Opinião de Leitura
After Dark - Os Passageiros da Noite After Dark - Os Passageiros da Noite

Autor: Murakami, Haruki

Leitor: Paulo Neves da Silva

Opinião

Uma câmara vigilante sobrevoa a cidade de Tóquio desde o anoitecer ao amanhecer, captando a cidade como um organismo vivo e descendo a algumas personagens e episódios insólitos com algumas ligações estranhas entre si. Uma leitora voraz passa a noite fora de casa num restaurante, cruzando-se com um rapaz simpático que em tempos conheceu e ficou interessado pela sua irmã, irmã essa que se encontra num sonho profundo há dois anos, navegando entre o real e o irreal, através de um cenário ilusório dentro de uma televisão desligada. Estes, tais como outras personagens, uma prostituta agredida, um informático obcecado pelo trabalho e de motivações sombrias, etc, vivem, cada uma, num mundo irreal mas sintomático da fuga à realidade que é comum nos dias de hoje.

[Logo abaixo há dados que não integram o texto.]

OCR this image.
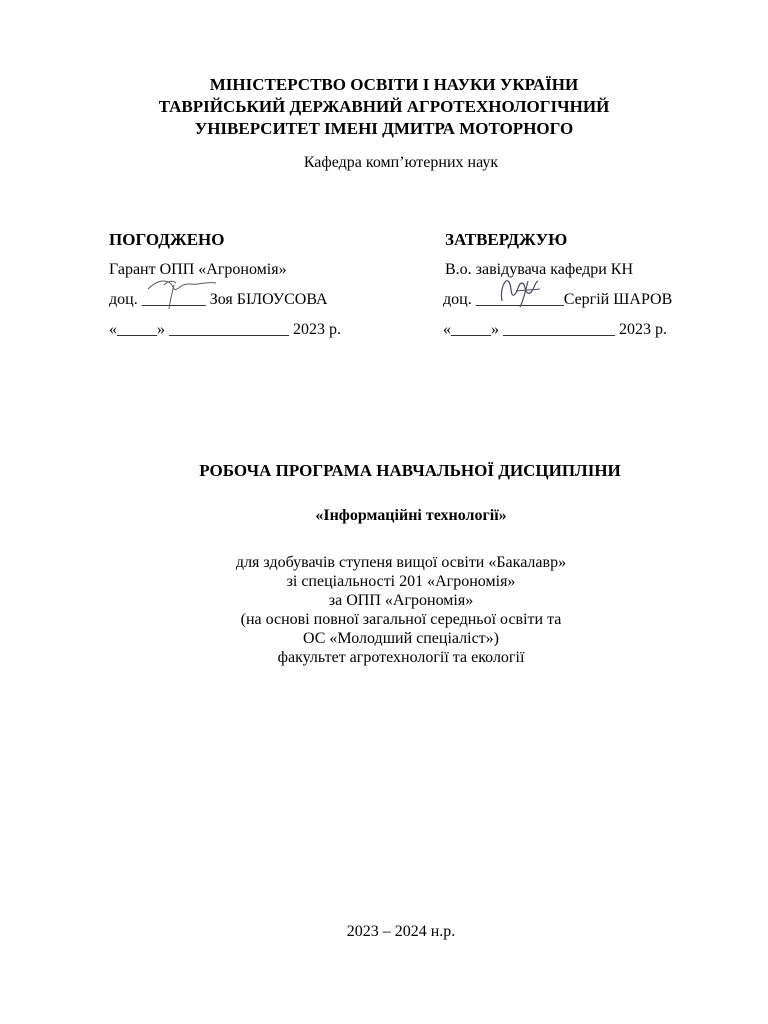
МІНІСТЕРСТВО ОСВІТИ І НАУКИ УКРАЇНИ
ТАВРІЙСЬКИЙ ДЕРЖАВНИЙ АГРОТЕХНОЛОГІЧНИЙ
УНІВЕРСИТЕТ ІМЕНІ ДМИТРА МОТОРНОГО
Кафедра комп’ютерних наук
ПОГОДЖЕНО
Гарант ОПП «Агрономія»
доц. ________
Зоя БІЛОУСОВА
«_____» _______________ 2023 р.
ЗАТВЕРДЖУЮ
В.о. завідувача кафедри КН
доц. ___________
Сергій ШАРОВ
«_____» ______________ 2023 р.
РОБОЧА ПРОГРАМА НАВЧАЛЬНОЇ ДИСЦИПЛІНИ
«Інформаційні технології»
для здобувачів ступеня вищої освіти «Бакалавр»
зі спеціальності 201 «Агрономія»
за ОПП «Агрономія»
(на основі повної загальної середньої освіти та
ОС «Молодший спеціаліст»)
факультет агротехнології та екології
2023 – 2024 н.р.
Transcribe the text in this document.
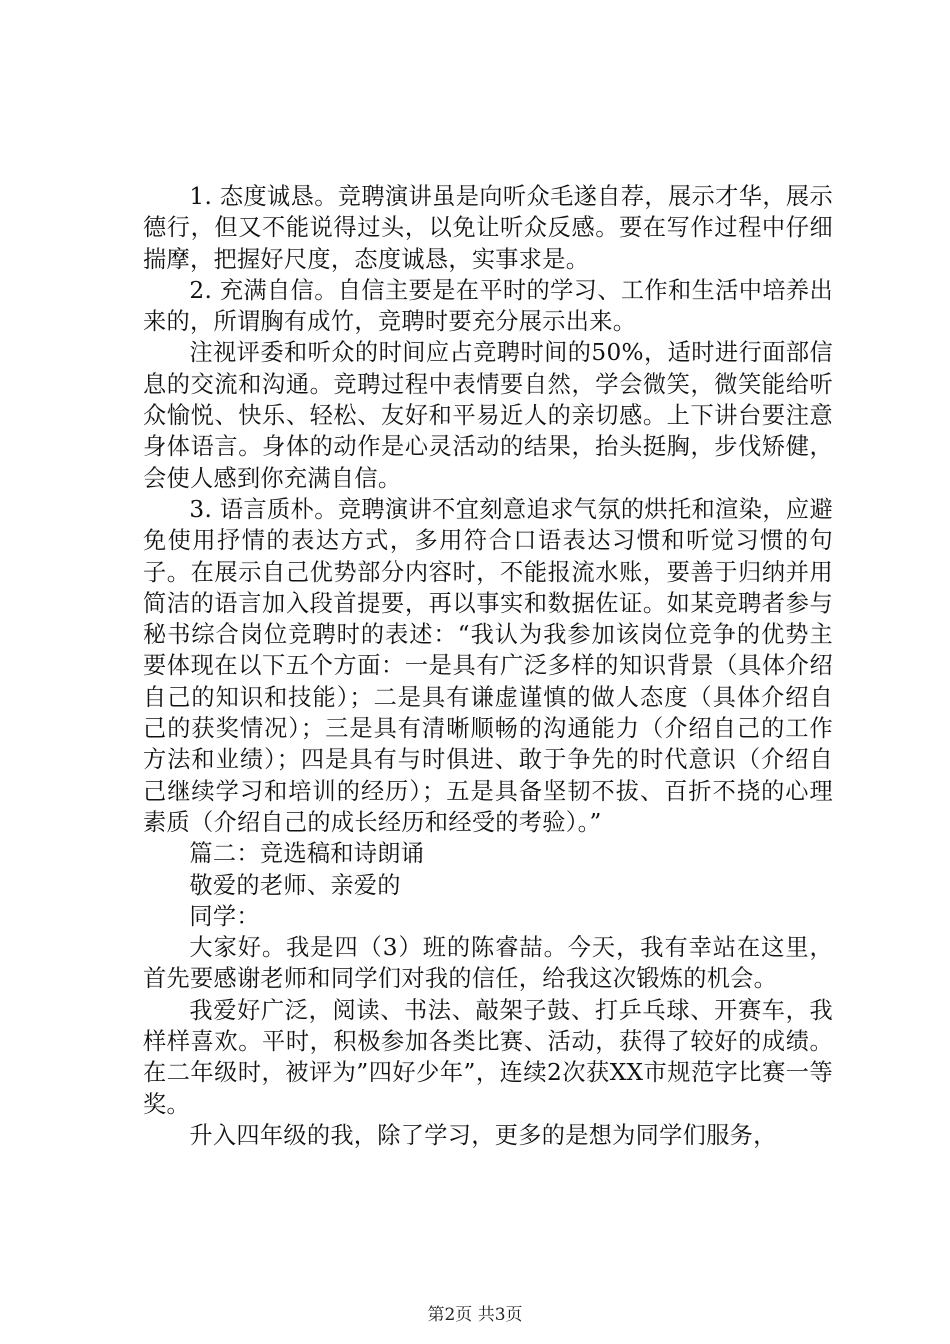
1. 态度诚恳。竞聘演讲虽是向听众毛遂自荐，展示才华，展示德行，但又不能说得过头，以免让听众反感。要在写作过程中仔细揣摩，把握好尺度，态度诚恳，实事求是。

2. 充满自信。自信主要是在平时的学习、工作和生活中培养出来的，所谓胸有成竹，竞聘时要充分展示出来。

注视评委和听众的时间应占竞聘时间的50%，适时进行面部信息的交流和沟通。竞聘过程中表情要自然，学会微笑，微笑能给听众愉悦、快乐、轻松、友好和平易近人的亲切感。上下讲台要注意身体语言。身体的动作是心灵活动的结果，抬头挺胸，步伐矫健，会使人感到你充满自信。

3. 语言质朴。竞聘演讲不宜刻意追求气氛的烘托和渲染，应避免使用抒情的表达方式，多用符合口语表达习惯和听觉习惯的句子。在展示自己优势部分内容时，不能报流水账，要善于归纳并用简洁的语言加入段首提要，再以事实和数据佐证。如某竞聘者参与秘书综合岗位竞聘时的表述：“我认为我参加该岗位竞争的优势主要体现在以下五个方面：一是具有广泛多样的知识背景（具体介绍自己的知识和技能）；二是具有谦虚谨慎的做人态度（具体介绍自己的获奖情况）；三是具有清晰顺畅的沟通能力（介绍自己的工作方法和业绩）；四是具有与时俱进、敢于争先的时代意识（介绍自己继续学习和培训的经历）；五是具备坚韧不拔、百折不挠的心理素质（介绍自己的成长经历和经受的考验）。”

篇二：竞选稿和诗朗诵

敬爱的老师、亲爱的

同学：

大家好。我是四（3）班的陈睿喆。今天，我有幸站在这里，首先要感谢老师和同学们对我的信任，给我这次锻炼的机会。

我爱好广泛，阅读、书法、敲架子鼓、打乒乓球、开赛车，我样样喜欢。平时，积极参加各类比赛、活动，获得了较好的成绩。在二年级时，被评为”四好少年”，连续2次获XX市规范字比赛一等奖。

升入四年级的我，除了学习，更多的是想为同学们服务，

第2页 共3页
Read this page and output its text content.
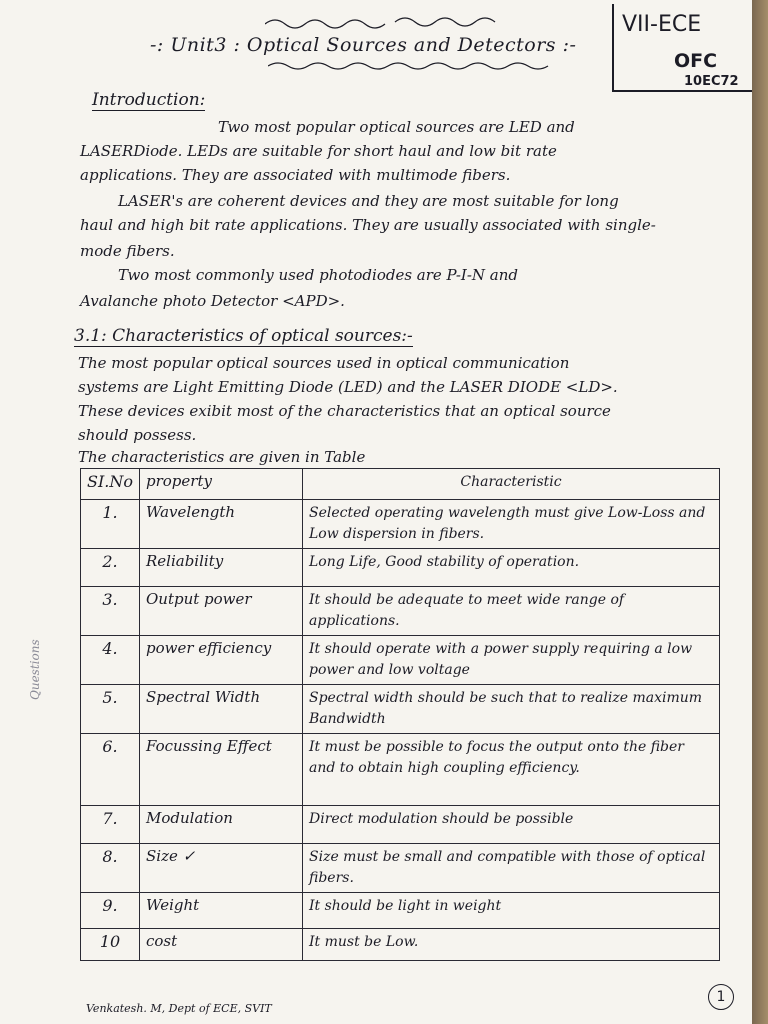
-: Unit3 : Optical Sources and Detectors :-
VII-ECE
OFC
10EC72
Introduction:
Two most popular optical sources are LED and
LASERDiode. LEDs are suitable for short haul and low bit rate
applications. They are associated with multimode fibers.
LASER's are coherent devices and they are most suitable for long
haul and high bit rate applications. They are usually associated with single-
mode fibers.
Two most commonly used photodiodes are P-I-N and
Avalanche photo Detector <APD>.
3.1: Characteristics of optical sources:-
The most popular optical sources used in optical communication
systems are Light Emitting Diode (LED) and the LASER DIODE <LD>.
These devices exibit most of the characteristics that an optical source
should possess.
The characteristics are given in Table
SI.No	property	Characteristic
1.	Wavelength	Selected operating wavelength must give Low-Loss and Low dispersion in fibers.
2.	Reliability	Long Life, Good stability of operation.
3.	Output power	It should be adequate to meet wide range of applications.
4.	power efficiency	It should operate with a power supply requiring a low power and low voltage
5.	Spectral Width	Spectral width should be such that to realize maximum Bandwidth
6.	Focussing Effect	It must be possible to focus the output onto the fiber and to obtain high coupling efficiency.
7.	Modulation	Direct modulation should be possible
8.	Size ✓	Size must be small and compatible with those of optical fibers.
9.	Weight	It should be light in weight
10	cost	It must be Low.
Questions
Venkatesh. M, Dept of ECE, SVIT
1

Numa narrativa ligeira e sem pontos altos, com tentativas de lançamento de mistérios e enredos interessantes que ficam pela base, o final este romance revela-se algo frustrante embora resulte uma leitura agradável. Em termos de qualidade encontra-se alguns furos abaixo de outros livros de Murakami, embora se reconheça que «Os Passageiros da Noite» representa um novo estilo na sua escrita, talvez incompreendido quer pelo leitor devoto das suas obras anteriores, quer pelo leitor que lê Murakami pela primeira vez. Apesar de tudo, uma perspectiva interessante das vidas complexas que podem existir dentro de uma grande cidade, mais a solidão característica que lhes está associada.

Excerto

- Pela parte que me toca, penso muito no passado. Sobretudo a partir do momento em que me pus em fuga através do Japão. E sempre que me esforço por recordar, vêm-me à lembrança uma quantidade de coisas... e olha que estou a falar de memórias vivas e poderosas. Coisas, que eu julgava desde há muito esquecidas, de repente surgem diante de mim sem razão aparente. Um processo muito interessante. Que coisa estranha e louca ao mesmo tempo, a memória. É como se tu enchesses uma gaveta inteira com uma quantidade incrível de coisas que não servem para nada. Ao passo que as coisas importantes, essas passamos a vida a esquecê-las, umas atrás das outras.
Korogi continua de pé, com o telecomando na mão.
- Sabes o que te digo? - prossegue ela. - Quer-me parecer que as recordações são o combustível que permite às pessoas continuarem vivas. Agora, se essas recordações têm ou não de facto alguma importância concreta, isso pouco ou nenhum significado tem desde que as funções vitais estejam asseguradas. É apenas combustível, mais nada. Anúncios nos jornais, livros de filosofia, revistas cheias de pornografia, um grosso maço de notas de dez mil ienes: quando deitas um fósforo e lhes pegas fogo, não passa tudo de papel. O fogo, enquanto arde, não pensa: «Oh, isto é Kant!». Ou: «Oh, um artigo na edição da tarde do jornal Yomiuri», ou ainda: «Ena, mas que belas mamas!». Para o fogo, são apenas pedaços de papel. Aqui neste caso é a mesmíssima coisa. As recordações importantes ou aquelas que não têm tanto peso quanto isso, umas e outras tornam-se, sem distinção, combustível.
Korogi faz uma sinalefa de concordância para si mesma, antes de prosseguir.
- Sabes, acho que se não tivesse este carburante para queimar, se não tivesse essa tal gaveta cheia de recordações dentro de mim, há muito que me teria deixado ficar caída no fundo de alguma valeta e deixado morrer. Só porque posso trazer à luz do dia as memórias que essa tal gaveta encerra - tanto as lembranças importantes como as outras - é que me aguento no balanço e consigo levar por diante o pesadelo que representa esta vida. Alturas há em que chego a pensar que já não aguento mais, mas, depois, de uma maneira ou de outra, a verdade é que consigo.